In another incident, I've witnessed the dismay of a sheepish winemaker as he approach me with the whimper: "I...uh...could use some help...I kinda screwed up...I was moving too fast..."

Sure enough, there high in the stacks, would be a couple of barrels teetering on the brink of disaster. The barrels were jarred out of their racks by an errant jerk of the forklift. I then had to lift the winemaker up on the forks (a move severely frowned upon by OSHA), whereby once aloft, he'd fashion a cradle out of some old polypropylene rope. I, below, trying to manage the forklift with extreme delicacy, would wonder who would die first (the winemaker or me) and how it might occur.

He could easily tumble down to the hard concrete or somehow slip between the barrels wedging himself in some oakened crevasse only to have another barrel shift in the stacks to crush him. Or, barrels could topple forward and hurdle themselves at me! At 500 pounds apiece, these containers are to be respected. If, somehow, the rollcage of the forklift managed to break the falling casks, I could still imagine drowning in the hundreds of gallons of Chateau D'Gravity.

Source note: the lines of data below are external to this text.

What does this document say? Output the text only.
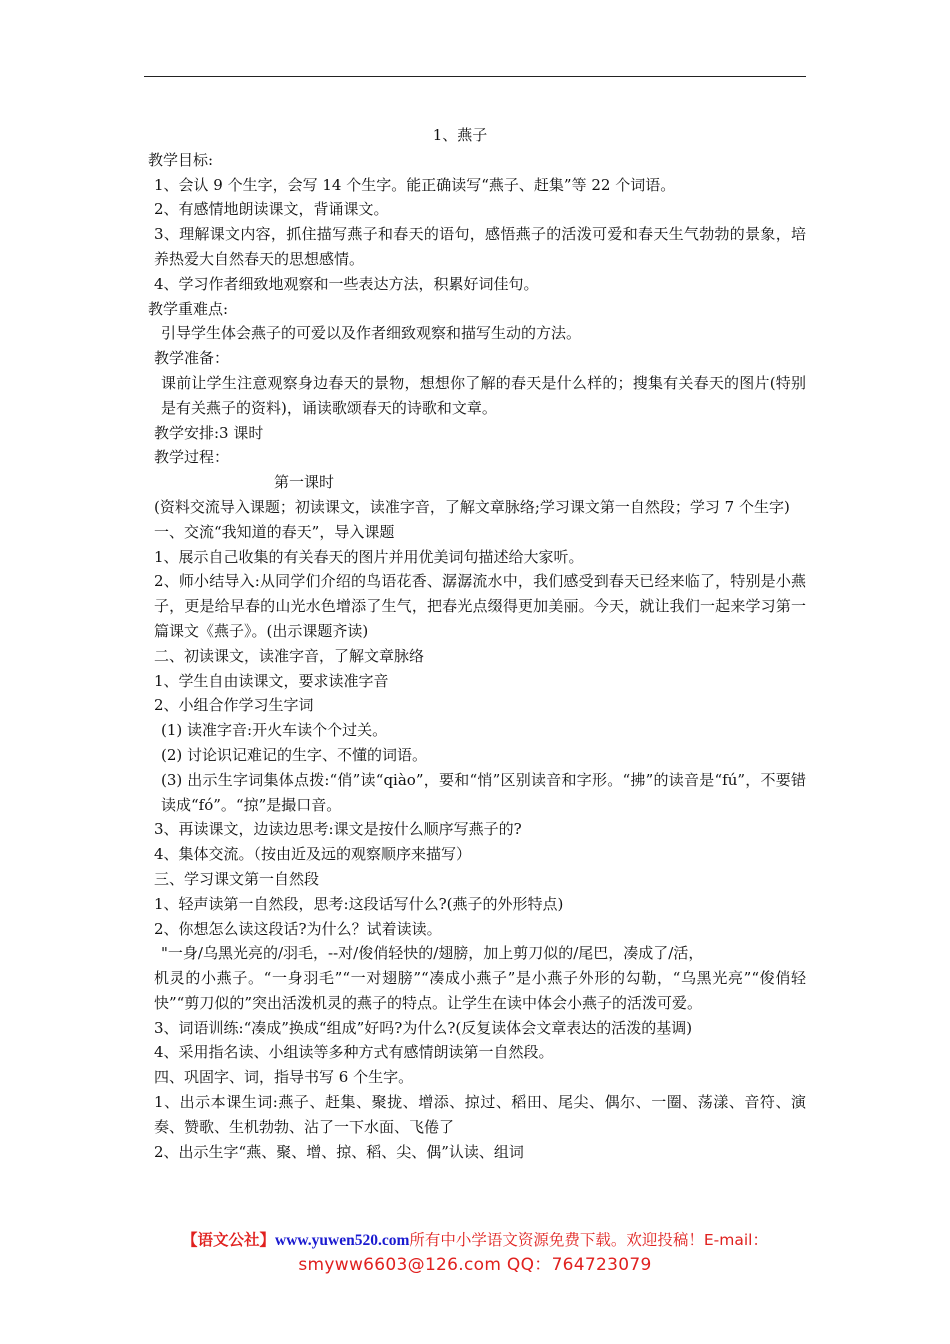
1、燕子

教学目标:

1、会认 9 个生字，会写 14 个生字。能正确读写“燕子、赶集”等 22 个词语。

2、有感情地朗读课文，背诵课文。

3、理解课文内容，抓住描写燕子和春天的语句，感悟燕子的活泼可爱和春天生气勃勃的景象，培养热爱大自然春天的思想感情。

4、学习作者细致地观察和一些表达方法，积累好词佳句。

教学重难点:

引导学生体会燕子的可爱以及作者细致观察和描写生动的方法。

教学准备：

课前让学生注意观察身边春天的景物，想想你了解的春天是什么样的；搜集有关春天的图片(特别是有关燕子的资料)，诵读歌颂春天的诗歌和文章。

教学安排:3 课时

教学过程：

第一课时

(资料交流导入课题；初读课文，读准字音，了解文章脉络;学习课文第一自然段；学习 7 个生字)

一、交流“我知道的春天”，导入课题

1、展示自己收集的有关春天的图片并用优美词句描述给大家听。

2、师小结导入:从同学们介绍的鸟语花香、潺潺流水中，我们感受到春天已经来临了，特别是小燕子，更是给早春的山光水色增添了生气，把春光点缀得更加美丽。今天，就让我们一起来学习第一篇课文《燕子》。(出示课题齐读)

二、初读课文，读准字音，了解文章脉络

1、学生自由读课文，要求读准字音

2、小组合作学习生字词

(1) 读准字音:开火车读个个过关。

(2) 讨论识记难记的生字、不懂的词语。

(3) 出示生字词集体点拨:“俏”读“qiào”，要和“悄”区别读音和字形。“拂”的读音是“fú”，不要错读成“fó”。“掠”是撮口音。

3、再读课文，边读边思考:课文是按什么顺序写燕子的?

4、集体交流。（按由近及远的观察顺序来描写）

三、学习课文第一自然段

1、轻声读第一自然段，思考:这段话写什么?(燕子的外形特点)

2、你想怎么读这段话?为什么？试着读读。

"一身/乌黑光亮的/羽毛，--对/俊俏轻快的/翅膀，加上剪刀似的/尾巴，凑成了/活，

机灵的小燕子。“一身羽毛”“一对翅膀”“凑成小燕子”是小燕子外形的勾勒，“乌黑光亮”“俊俏轻快”“剪刀似的”突出活泼机灵的燕子的特点。让学生在读中体会小燕子的活泼可爱。

3、词语训练:“凑成”换成“组成”好吗?为什么?(反复读体会文章表达的活泼的基调)

4、采用指名读、小组读等多种方式有感情朗读第一自然段。

四、巩固字、词，指导书写 6 个生字。

1、出示本课生词:燕子、赶集、聚拢、增添、掠过、稻田、尾尖、偶尔、一圈、荡漾、音符、演奏、赞歌、生机勃勃、沾了一下水面、飞倦了

2、出示生字“燕、聚、增、掠、稻、尖、偶”认读、组词

【语文公社】www.yuwen520.com所有中小学语文资源免费下载。欢迎投稿！E-mail：
smyww6603@126.com QQ：764723079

Oops, I digress. All I'm saying is that it was a long day. That's because I'm careful. I don't want any bruises on my body, or my wine. I am here now to tell you, that the 2004 Owl's Ridge Vineyard Merlot was racked gently today and was put back to bed this evening. We'll wake it up soon, maybe this summer, and put it back to bed in bottles. Then, it'll be up to you when to wake it again.